Court Opinion

ID: 9747119
Source: CourtListenerOpinion
Date Created: 2023-08-27 14:57:21.798983+00
Date Added: 2024-06-11T07:25:20.263330
License: Public Domain

*419JONES, Chief Justice
(dissenting).
I dissent. The majority opinion views appellant’s statements of November 27, 1972 as the product of his illegal arrest on November 22 and implies an acceptance of the “but for” test specifically rejected by the United States Supreme Court in Wong Sun v. United States, 371 U.S. 471, 487-88, 83 S.Ct. 407, 9 L.Ed.2d 441 (1963), and by this Court in Commonwealth v.
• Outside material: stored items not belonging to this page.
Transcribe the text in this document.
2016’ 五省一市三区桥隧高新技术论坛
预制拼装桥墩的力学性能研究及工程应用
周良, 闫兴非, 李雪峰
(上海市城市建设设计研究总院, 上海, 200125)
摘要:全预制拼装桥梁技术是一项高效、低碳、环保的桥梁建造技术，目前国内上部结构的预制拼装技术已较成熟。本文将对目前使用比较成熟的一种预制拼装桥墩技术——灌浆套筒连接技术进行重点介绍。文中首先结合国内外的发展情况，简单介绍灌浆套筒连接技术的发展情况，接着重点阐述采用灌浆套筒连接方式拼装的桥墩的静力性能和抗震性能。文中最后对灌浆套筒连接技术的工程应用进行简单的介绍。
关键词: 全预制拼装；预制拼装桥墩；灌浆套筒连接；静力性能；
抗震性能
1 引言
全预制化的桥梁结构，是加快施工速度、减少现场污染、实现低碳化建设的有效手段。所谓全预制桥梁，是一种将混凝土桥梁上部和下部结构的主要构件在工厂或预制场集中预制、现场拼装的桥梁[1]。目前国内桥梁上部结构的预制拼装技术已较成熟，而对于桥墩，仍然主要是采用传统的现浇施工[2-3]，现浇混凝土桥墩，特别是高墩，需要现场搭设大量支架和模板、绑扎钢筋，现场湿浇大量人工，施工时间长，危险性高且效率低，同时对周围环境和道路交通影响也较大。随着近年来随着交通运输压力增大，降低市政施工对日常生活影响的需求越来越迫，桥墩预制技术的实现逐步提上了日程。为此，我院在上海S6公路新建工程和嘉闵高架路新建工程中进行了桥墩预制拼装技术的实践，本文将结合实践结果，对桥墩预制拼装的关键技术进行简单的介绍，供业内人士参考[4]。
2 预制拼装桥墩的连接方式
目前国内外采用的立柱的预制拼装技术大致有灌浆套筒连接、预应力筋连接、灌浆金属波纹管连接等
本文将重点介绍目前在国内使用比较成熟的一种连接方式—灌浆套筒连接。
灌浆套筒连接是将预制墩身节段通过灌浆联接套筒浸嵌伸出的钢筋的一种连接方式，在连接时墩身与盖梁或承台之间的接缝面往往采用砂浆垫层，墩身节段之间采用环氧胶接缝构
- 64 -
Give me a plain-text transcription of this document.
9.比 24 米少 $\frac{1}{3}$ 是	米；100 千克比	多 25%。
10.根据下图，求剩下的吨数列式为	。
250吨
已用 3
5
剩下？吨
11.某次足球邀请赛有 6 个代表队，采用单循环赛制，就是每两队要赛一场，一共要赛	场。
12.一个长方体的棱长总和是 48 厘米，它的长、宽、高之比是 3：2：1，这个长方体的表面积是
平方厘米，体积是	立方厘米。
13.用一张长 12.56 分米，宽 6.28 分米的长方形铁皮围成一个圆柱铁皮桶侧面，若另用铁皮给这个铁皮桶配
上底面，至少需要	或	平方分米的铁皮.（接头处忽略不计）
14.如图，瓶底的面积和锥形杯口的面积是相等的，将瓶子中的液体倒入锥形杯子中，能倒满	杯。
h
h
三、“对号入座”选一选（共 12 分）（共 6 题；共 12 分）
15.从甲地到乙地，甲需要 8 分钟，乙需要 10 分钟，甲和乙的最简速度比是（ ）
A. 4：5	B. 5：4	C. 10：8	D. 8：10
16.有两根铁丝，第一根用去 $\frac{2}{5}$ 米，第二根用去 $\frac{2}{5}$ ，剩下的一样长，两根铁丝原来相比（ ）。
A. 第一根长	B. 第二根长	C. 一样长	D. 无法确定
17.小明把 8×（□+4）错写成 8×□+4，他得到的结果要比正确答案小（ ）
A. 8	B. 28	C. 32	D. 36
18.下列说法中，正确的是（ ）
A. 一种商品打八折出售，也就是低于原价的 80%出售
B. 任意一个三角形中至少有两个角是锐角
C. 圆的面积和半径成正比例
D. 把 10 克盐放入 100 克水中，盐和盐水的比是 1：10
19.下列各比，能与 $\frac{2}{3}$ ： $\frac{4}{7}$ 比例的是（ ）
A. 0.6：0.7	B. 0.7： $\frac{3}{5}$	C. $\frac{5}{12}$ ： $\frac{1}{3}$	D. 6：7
Bishop, 425 Pa. 175, 182 n. 5, 228 A.2d 661, 665 n. 5 (1967).
The majority essentially argues that “but for” the illegal arrest of Tony Whitaker on November 22, the police would not have uncovered John Barton, who then would not have implicated Whitaker, who then would not have confessed after his re-arrest. However, Barton’s arrest was concededly legal. Once Barton was properly in custody any evidence flowing from his arrest was related to that arrest and not to the illegal seizure of Whitaker. More particularly, Barton’s decision to confess and implicate Whitaker itself provides a sufficient intervening circumstance to dissipate any taint of the illegality which occurred November 22.
In Commonwealth v. Wright, 460 Pa. 247, 332 A.2d 809 [J-554 filed January 27, 1975], Mr. Justice Pomeroy, again speaking for the majority, held that a confession following an illegal arrest was admissible even though prompted by the confrontation with another illegally-arrested suspect. The confession was ruled to be a product of the confrontation with the other suspect. If the confession at issue in Commonwealth v. Wright was sufficiently purged of any initial illegality, surely one that flows from a legal arrest must also be admissible evidence.
I maintain that Whitaker’s rearrest and subsequent statements were the products of Barton’s legal arrest and competent confession and, therefore, sufficiently attenuated from the initial illegality. Wong Sun v. United States, 371 U.S. at 487, 83 S.Ct. 407, quoting Nardone v. *420United States, 308 U.S. 338, 341, 60 S.Ct. 266, 84 L.Ed. 307 (1939).
I would affirm.
EAGEN and O’BRIEN, JJ., join in his dissent.